Politico’s interpretation is that legitimizing and validating the GOP’s hollow performance on antitrust reform was somehow a helpful means to an end, and that, as a result, Stoller has been “winning over Conservatives” despite some strange looks cast his direction by other trustbusters:
The Hawley gambit is part of a broader effort to build a bipartisan consensus around the idea that government should use its might to challenge the power of big business. And amid what some on the right are calling the “Realignment,” which has some conservatives and Republicans reevaluating their orientation toward corporate power, he has a fresh opportunity to do just that.
The problem, again, is that the GOP was never actually interested in “reevaluating their orientation toward corporate power,” and claiming otherwise gave the party unearned policy credibility in the media and policy circles it never had to actually earn.
There’s fleeting evidence the GOP was every actually interested in any of the policy reforms Stoller and friends claimed they were shifting toward.
GOP party leaders are still out there, week after week, defending monopolization across countless sectors, dismantling the regulatory state, undermining the nominations of hugely popular reformers, stacking the courts to the benefit of large corporations, and coddling the most radical whims of unchecked corporate power across nearly every industry.
So unsurprisingly, not much ever actually came from the GOP’s sudden and completely uncharacteristic support of antitrust reform, despite two straight years of sound and fury by Stoller, Glenn Greenwald, and some major news outlets like Politico.
The results were some, sloppy bills, several specifically tailored to only apply to the biggest tech companies, which failed to gain necessary traction in Congress despite endless press rhetoric about a bold new “bipartisan” coalition that was destined to change everything. All while the GOP saw relatively little coverage of efforts like its propaganda-laden assault on FCC nominee Gigi Sohn.

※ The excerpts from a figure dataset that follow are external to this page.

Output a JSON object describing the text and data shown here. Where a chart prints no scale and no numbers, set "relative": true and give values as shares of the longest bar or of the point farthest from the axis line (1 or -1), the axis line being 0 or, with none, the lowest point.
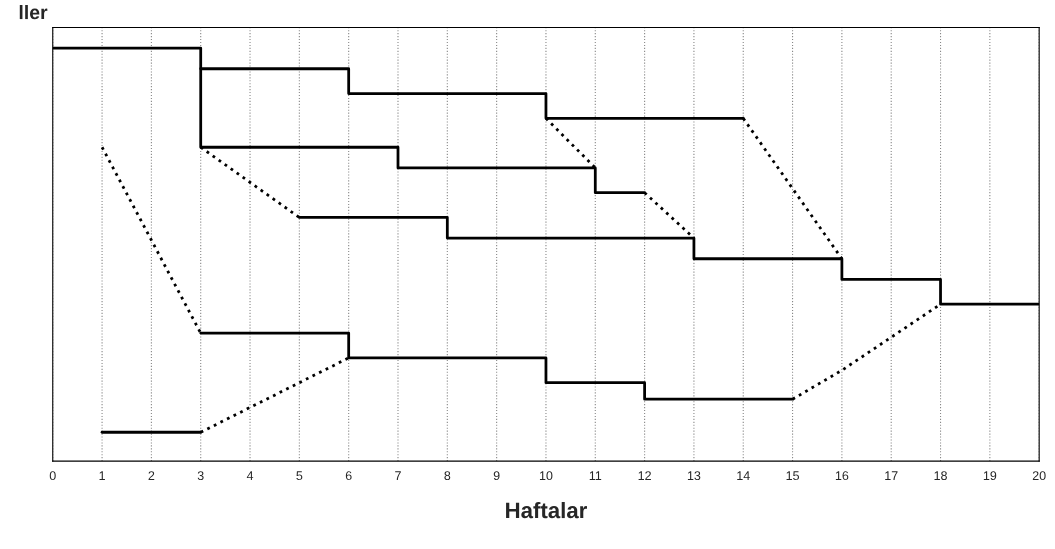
{
  "chart_data": {
    "type": "step",
    "relative": true,
    "xlabel": "Haftalar",
    "ylabel": "ller",
    "xlim": [
      0,
      20
    ],
    "xticks": [
      0,
      1,
      2,
      3,
      4,
      5,
      6,
      7,
      8,
      9,
      10,
      11,
      12,
      13,
      14,
      15,
      16,
      17,
      18,
      19,
      20
    ],
    "grid": "x",
    "marker": "none",
    "line_style": "solid",
    "series": [
      {
        "color": "#000000",
        "x": [
          0,
          3,
          3,
          7,
          11,
          12
        ],
        "values": [
          1.0,
          1.0,
          0.76,
          0.71,
          0.65,
          0.65
        ]
      },
      {
        "color": "#000000",
        "x": [
          3,
          6,
          10,
          14
        ],
        "values": [
          0.95,
          0.89,
          0.83,
          0.83
        ]
      },
      {
        "color": "#000000",
        "x": [
          5,
          8,
          13,
          16,
          18,
          20
        ],
        "values": [
          0.59,
          0.54,
          0.49,
          0.44,
          0.38,
          0.38
        ]
      },
      {
        "color": "#000000",
        "x": [
          3,
          6,
          10,
          12,
          15
        ],
        "values": [
          0.31,
          0.25,
          0.19,
          0.15,
          0.15
        ]
      },
      {
        "color": "#000000",
        "x": [
          1,
          3
        ],
        "values": [
          0.07,
          0.07
        ]
      },
      {
        "type": "line",
        "line_style": "dotted",
        "color": "#000000",
        "x": [
          1,
          3
        ],
        "values": [
          0.76,
          0.31
        ]
      },
      {
        "type": "line",
        "line_style": "dotted",
        "color": "#000000",
        "x": [
          3,
          5
        ],
        "values": [
          0.76,
          0.59
        ]
      },
      {
        "type": "line",
        "line_style": "dotted",
        "color": "#000000",
        "x": [
          3,
          6
        ],
        "values": [
          0.07,
          0.25
        ]
      },
      {
        "type": "line",
        "line_style": "dotted",
        "color": "#000000",
        "x": [
          10,
          11
        ],
        "values": [
          0.83,
          0.71
        ]
      },
      {
        "type": "line",
        "line_style": "dotted",
        "color": "#000000",
        "x": [
          12,
          13
        ],
        "values": [
          0.65,
          0.54
        ]
      },
      {
        "type": "line",
        "line_style": "dotted",
        "color": "#000000",
        "x": [
          14,
          16
        ],
        "values": [
          0.83,
          0.49
        ]
      },
      {
        "type": "line",
        "line_style": "dotted",
        "color": "#000000",
        "x": [
          15,
          16,
          18
        ],
        "values": [
          0.15,
          0.22,
          0.38
        ]
      }
    ]
  }
}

To be clear, despite the press narrative to the contrary, I don’t think either party is particularly serious about antitrust reform. Congress is simply too grotesquely corrupt, and the combined cross-industry lobbying opposition to meaningful reform (see: consumer privacy) is too gargantuan to be overcome without a massive policy and cultural sea change, serious and unified lobbying and campaign finance reform, and an historic, voter-driven upheaval of the affluent, captured, congressional gerontocracy.
By absolutely every indication, we’ll all be waiting a while.

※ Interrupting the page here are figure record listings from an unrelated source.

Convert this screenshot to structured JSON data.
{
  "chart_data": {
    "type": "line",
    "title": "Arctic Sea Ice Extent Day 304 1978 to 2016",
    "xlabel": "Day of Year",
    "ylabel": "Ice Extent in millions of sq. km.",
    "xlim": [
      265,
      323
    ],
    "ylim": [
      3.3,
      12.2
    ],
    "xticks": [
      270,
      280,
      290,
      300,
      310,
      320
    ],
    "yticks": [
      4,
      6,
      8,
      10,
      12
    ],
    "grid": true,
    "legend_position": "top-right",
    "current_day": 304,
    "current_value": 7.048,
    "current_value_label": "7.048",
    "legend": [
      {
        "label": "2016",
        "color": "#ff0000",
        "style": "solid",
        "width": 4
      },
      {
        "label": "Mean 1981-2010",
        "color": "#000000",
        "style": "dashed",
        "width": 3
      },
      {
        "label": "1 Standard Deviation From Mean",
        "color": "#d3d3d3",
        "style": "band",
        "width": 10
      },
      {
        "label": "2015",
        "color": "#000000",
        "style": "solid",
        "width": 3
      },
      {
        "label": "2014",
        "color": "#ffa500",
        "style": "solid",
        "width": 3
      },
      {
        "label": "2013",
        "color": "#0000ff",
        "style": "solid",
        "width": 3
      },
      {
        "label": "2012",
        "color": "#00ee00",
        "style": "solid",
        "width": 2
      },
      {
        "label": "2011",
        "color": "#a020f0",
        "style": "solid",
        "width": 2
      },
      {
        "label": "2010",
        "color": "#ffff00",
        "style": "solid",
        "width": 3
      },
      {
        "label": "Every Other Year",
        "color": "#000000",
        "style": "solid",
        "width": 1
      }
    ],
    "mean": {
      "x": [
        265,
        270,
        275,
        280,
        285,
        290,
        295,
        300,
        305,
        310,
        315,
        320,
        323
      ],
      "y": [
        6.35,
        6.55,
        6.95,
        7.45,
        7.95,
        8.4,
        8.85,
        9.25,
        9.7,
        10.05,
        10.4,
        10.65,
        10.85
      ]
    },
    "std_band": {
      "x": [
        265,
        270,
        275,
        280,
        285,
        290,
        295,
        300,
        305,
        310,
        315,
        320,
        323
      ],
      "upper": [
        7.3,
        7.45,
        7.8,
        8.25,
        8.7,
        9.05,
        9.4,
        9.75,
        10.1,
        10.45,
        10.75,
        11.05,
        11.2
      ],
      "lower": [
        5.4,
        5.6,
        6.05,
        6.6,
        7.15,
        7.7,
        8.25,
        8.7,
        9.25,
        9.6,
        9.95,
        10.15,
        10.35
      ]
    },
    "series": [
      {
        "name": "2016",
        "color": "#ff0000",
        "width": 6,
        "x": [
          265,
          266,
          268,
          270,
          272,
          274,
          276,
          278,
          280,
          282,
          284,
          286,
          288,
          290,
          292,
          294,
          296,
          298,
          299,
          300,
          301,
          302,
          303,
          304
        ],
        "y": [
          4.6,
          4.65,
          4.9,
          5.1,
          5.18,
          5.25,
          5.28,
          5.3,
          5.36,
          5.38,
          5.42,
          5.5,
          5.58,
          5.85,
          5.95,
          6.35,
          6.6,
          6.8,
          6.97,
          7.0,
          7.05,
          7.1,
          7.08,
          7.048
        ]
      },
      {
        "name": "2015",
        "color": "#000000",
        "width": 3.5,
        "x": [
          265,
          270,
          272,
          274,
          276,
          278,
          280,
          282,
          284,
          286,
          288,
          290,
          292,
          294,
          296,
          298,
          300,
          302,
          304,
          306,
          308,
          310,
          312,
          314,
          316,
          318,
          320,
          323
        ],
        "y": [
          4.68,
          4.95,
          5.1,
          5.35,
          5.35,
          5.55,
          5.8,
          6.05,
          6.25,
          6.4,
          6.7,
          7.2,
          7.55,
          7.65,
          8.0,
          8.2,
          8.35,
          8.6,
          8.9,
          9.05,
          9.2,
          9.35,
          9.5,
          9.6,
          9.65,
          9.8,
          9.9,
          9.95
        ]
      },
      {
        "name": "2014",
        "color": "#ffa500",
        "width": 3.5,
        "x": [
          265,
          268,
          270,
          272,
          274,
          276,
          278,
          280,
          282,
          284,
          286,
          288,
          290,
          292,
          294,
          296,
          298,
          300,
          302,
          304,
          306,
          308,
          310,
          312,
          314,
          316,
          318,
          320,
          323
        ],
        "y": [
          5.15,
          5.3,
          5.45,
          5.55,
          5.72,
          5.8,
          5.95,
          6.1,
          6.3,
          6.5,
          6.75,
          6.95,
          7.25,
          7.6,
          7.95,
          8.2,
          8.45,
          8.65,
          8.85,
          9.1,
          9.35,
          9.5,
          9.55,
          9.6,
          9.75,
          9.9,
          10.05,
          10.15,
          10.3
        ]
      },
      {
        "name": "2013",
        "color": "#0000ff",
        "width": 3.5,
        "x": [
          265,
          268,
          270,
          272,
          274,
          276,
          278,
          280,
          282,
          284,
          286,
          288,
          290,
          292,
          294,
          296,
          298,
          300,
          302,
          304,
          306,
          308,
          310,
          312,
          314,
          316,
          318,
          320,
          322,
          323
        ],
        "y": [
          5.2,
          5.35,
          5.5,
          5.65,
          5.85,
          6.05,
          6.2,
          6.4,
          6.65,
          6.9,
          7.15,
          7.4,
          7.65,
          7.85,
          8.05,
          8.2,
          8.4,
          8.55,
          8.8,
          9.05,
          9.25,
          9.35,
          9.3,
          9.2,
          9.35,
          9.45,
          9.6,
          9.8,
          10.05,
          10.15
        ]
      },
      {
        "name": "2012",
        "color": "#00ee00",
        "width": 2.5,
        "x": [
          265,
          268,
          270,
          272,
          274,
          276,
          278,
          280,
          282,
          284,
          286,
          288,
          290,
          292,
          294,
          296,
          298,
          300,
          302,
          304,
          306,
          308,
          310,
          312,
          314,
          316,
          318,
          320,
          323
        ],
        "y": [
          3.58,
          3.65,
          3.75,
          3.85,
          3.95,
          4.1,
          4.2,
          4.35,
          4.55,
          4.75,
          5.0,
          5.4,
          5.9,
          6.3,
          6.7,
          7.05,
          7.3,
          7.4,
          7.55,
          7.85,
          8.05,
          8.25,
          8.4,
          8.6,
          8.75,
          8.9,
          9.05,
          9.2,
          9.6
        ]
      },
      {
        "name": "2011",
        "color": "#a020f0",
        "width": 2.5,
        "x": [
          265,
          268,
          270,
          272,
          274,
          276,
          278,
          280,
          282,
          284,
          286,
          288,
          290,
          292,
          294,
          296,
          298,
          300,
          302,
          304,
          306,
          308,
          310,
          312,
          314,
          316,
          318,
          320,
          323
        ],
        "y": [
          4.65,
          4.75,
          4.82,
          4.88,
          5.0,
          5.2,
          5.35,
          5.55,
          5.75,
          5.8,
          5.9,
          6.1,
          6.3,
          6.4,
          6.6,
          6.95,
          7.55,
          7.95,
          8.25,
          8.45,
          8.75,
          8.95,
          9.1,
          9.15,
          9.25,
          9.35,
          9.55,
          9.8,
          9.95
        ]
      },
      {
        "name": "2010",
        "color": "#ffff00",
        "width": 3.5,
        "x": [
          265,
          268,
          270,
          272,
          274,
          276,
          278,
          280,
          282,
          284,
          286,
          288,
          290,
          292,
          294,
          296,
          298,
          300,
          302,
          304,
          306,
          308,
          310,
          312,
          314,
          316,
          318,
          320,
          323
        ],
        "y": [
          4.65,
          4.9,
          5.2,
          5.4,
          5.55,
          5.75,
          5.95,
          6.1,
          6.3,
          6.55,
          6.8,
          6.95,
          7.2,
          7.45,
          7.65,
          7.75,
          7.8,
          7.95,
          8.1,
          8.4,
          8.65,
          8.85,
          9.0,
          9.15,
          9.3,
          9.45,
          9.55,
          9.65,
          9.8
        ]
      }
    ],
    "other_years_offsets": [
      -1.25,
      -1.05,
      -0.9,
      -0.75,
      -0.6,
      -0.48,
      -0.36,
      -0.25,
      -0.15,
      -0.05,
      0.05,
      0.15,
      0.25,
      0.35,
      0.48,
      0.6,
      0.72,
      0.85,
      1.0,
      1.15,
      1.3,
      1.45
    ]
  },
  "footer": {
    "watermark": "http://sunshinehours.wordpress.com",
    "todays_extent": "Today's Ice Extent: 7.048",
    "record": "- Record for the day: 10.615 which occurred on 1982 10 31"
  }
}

Some key Democrats, like Katie Porter and Lina Khan, do at least actually care about the issue. Some key Republicans, like Ken Buck, kind of care, but are so mired in bigoted partisan fever dreams (see his threat to use antitrust to punish “woke Apple” or his tendency to shoot his own legislation in the ass via strange missteps) he’s effectively useless as any kind of serious reformer.
The peril of taking the GOP seriously on this subject came with a nasty side effect: it normalized and legitimized insurrectionist pseudo-populists like Hawley, who were able to hide their real agendas — namely their assault on content moderation of increasingly unhinged authoritarian propaganda — under the banner of legitimate interest in anti-monopolization and antitrust reform.
That’s not to say there’s no value in bipartisan coalition building, or that even the most corrupt policy makers can never change their stripes. But that’s a far cry from what happened here: the legitimization and normalization of increasingly unhinged authoritarian bullshit artists with a generation-long history of supporting unchecked corporate power on nearly every level.
You needed only look at the last 50 years of GOP policy history to see how this gambit was going to turn out, something ignored by folks like Stoller (whose not so “progressive” China hawkery is ignored by Politico), keen on creating an illusory bipartisan coalition that never actually was.